I started running about 10 years ago. It started as a hobby and a way for me to try to lose weight (even though I wasn’t big, I wanted to have a better shaped body), I didn’t go to any club or join any gym, I just started running on my own. After a while, running became a huge part of my life. I was running more and more and started participating in races around Austin, TX, but realized that I needed some help in the running arena because I knew I wasn’t training the best way I could.
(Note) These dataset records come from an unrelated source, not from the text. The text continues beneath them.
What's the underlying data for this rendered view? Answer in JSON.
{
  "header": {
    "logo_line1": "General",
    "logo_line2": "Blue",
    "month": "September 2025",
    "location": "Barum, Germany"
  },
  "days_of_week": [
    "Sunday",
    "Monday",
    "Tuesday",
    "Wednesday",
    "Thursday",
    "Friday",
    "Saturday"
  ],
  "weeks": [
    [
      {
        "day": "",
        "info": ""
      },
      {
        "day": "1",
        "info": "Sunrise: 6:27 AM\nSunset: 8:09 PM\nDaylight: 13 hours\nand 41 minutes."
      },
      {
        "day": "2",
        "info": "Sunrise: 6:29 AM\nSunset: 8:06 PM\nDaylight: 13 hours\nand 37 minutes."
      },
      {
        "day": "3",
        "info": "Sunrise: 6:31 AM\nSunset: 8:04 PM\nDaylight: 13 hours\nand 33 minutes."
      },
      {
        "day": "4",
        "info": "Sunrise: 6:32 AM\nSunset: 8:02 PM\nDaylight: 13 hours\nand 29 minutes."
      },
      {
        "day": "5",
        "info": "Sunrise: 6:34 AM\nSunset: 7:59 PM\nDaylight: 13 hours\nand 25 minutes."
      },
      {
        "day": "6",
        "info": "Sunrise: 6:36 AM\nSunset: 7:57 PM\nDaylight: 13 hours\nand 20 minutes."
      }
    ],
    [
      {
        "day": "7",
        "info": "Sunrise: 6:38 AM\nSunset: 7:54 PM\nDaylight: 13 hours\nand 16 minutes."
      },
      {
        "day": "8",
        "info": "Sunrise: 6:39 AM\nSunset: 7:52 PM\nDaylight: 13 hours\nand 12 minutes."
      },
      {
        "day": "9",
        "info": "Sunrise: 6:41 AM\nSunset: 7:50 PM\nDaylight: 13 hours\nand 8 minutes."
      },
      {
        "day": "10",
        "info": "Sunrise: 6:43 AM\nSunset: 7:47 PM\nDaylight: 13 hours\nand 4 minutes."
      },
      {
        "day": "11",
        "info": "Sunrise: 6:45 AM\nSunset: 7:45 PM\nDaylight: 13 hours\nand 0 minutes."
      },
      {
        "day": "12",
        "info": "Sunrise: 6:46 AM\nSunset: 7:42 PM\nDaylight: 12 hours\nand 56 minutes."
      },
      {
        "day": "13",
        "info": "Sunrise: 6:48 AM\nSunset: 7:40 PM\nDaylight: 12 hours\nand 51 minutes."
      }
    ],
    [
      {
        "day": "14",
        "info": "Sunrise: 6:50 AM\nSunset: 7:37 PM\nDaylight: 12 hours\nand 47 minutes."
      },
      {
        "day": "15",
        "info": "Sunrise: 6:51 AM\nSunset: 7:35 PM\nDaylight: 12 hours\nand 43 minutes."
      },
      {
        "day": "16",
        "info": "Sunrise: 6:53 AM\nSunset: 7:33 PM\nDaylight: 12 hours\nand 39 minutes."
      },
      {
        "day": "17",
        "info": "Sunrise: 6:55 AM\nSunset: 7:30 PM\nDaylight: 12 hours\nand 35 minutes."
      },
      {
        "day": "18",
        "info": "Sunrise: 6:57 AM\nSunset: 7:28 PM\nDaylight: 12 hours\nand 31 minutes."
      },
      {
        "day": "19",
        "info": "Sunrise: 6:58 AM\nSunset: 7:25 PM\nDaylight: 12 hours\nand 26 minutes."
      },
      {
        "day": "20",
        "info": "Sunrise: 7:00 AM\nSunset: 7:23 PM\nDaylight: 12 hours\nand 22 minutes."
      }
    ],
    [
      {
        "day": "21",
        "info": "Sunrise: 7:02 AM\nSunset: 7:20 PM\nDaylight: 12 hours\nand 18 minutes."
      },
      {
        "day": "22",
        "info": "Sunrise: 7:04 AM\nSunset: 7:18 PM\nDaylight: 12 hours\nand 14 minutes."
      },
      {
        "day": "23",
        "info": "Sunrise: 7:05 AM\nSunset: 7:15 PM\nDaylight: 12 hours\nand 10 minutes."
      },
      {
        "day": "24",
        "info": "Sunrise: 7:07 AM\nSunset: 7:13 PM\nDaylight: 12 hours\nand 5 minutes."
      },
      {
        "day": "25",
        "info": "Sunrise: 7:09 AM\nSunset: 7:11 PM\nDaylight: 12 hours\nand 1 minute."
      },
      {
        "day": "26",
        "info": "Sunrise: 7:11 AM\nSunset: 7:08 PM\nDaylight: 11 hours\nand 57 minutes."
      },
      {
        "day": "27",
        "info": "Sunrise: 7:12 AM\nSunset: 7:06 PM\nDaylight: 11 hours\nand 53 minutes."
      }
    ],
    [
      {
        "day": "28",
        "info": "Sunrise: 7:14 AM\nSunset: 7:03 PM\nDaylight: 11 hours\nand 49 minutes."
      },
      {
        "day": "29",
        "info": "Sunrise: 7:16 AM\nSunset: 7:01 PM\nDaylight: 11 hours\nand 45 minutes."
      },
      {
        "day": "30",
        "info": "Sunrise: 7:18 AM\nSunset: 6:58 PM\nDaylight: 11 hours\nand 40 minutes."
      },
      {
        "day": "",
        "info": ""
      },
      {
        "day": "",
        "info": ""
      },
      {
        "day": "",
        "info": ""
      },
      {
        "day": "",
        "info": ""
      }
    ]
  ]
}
After many painful races, I learned some basic lessons that I wish I had known when I started:

  1. Having the right tennis shoes is really important, especially for beginning runners. It’s best to go to a local running shoe store to get fit into the right shoes for your skill level and body. The wrong shoes won’t provide enough support and will kill your back and knees.
  2. Using the right clothes is also incredibly important and will let your body breathe better and make you feel lighter.
  3. I always like to run alone, but some people find it beneficial to run with a partner. If you don’t like to do things alone, find someone who motivates you to run with you.
  4. Don’t overrun, even if you feel like you can. You might be able to run 20 miles that day, but the next day you’ll be in pain. Pace yourself, and use common sense. If you’re a beginner, don’t try to run over a couple of miles for the first couple runs, or you will wear yourself out or even hurt yourself.
  5. STAY HYDRATED. Even if you don’t think you’re thirsty, your body is losing water and you need to recuperate that water.
  6. Keep yourself cool: Run in the shade; use a hat; run in the morning or late afternoon. Avoid running between 11am and 4pm, which will wear you out quicker (plus you run the risk of getting burned which can cause skin cancer).
  7. Eat right. You need the right food to fuel your body- despite popular belief this does not mean loading up on pasta. Visit the diet page to learn about the proper way to eat.
  8. Proper sleep: Visit the Sleep page for information on how to rest well
  9. Time yourself, keep a record of your progress.

If I had known these things 10 years ago when I started running, I would be a lot better off right now. Take my advice, learn from my mistakes, and take care of yourself.